II expansion itself. To provide the kinetics Topoisomerase of leukemia To determine chemistry, we analyzed the peripheral blood at the time of administration according to the number of points plerixafor on day 0 Similar to normal HSC mobilization, mobilization was the peak and total leukocytes of AML blasts in approximately 6 to 12 hours after the administration of plerixafor. We showed a dose-response relationship between plerixafor and mobilization of leukemic Cells mix because of the large-s inter-individual variability of t in the mobilization and the limited number of patients at doses below plerixafor Phase II Phase I studies detect total of 46 patients with plerixafor 0.24 mg / kg / day. In one patient, a single dose of plerixafor was due to grade 2 asymptomatic bradycardia, as m Was possible legally akin to plerixafor. All other patients were new U of the whole course of plerixafor and chemotherapy. Three Todesf Lle occurred may need during the treatment. Two of them were due to sepsis, and the TGF-beta third due to an adverse transfusion reactions occur in the context of febrile neutropenia.
The h Ufigsten h Dermatological serious adverse events w Observed Aurora Kinase during the study years, including 3 4 of fever and infections of the Grade 3 5 Table Acomprehensive treatment side effects, regardless of the assignment is in ergs Complementary given in Table 1. For patients who achieved CR or CRi, neutrophil transplantation occurred at a median 28 days after the start of chemotherapy. For those who achieved CR, Pl occurred ttchenregenerationsrate At a median of 28.5 days. In Phase II, 29 patients were then U is an allogeneic stem cell transplantation, 16 of whom were in the Czech Republic at the time of transplantation. The overall response rate for Phase II was 46%. There was a increased Hte probability favored CR patients with an L Ngeren first CR who received their first salvage treatment. Although trends were a decrease in baseline WBC with age and CR have been identified these covariates is not significantly associated with the reaction. For the cohort of the Phase II, with a median of 19.8 months, median overall survival 8.2 months with a recurrence-free survival of 9.0 months. A year RFS and OS were 37% and amount to 42.9%. The mobilization of leukemic Mix cells, the effect of plerixafor on the mobilization of leukemic Mix cells to determine peripheral blood samples were collected at serial time points after administration of Pimecrolimus plerixafor on day 0. Blasts peripheral blood were identified by both the morphology and by flow cytometry.

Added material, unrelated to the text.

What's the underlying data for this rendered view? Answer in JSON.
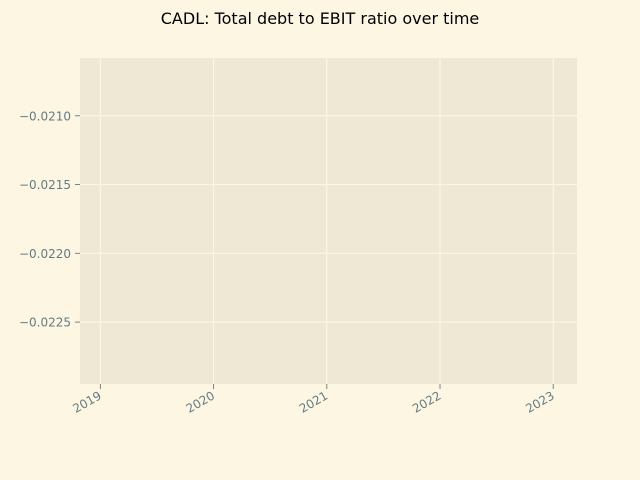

Similar to Phase I was to mobilize a total of two and leukemic white blood cells Mix watching blasts after treatment with plerixafor at least 6 hours and remained increased Ht at 24 hours after administration. Again, we observed a significant inter-individual variability of t in the degree of parameters mobilization. We then examined whether the degree ofmobilization with CXCR4 expression on AML blasts correlated, as measured by flow cytometry. A modest correlation between the expression of CXCR4 and Ver Change in the mix leuk Blasts in the peripheral blood between the beginning and 6 hours after plerixafor observed. To determine whether the leukemia has been preconcentrated, purified Preferably mobilized over normal cells, we performed fluorescent in situ hybridization of peripheral blood in a subgroup of patients with informative cytogenetics.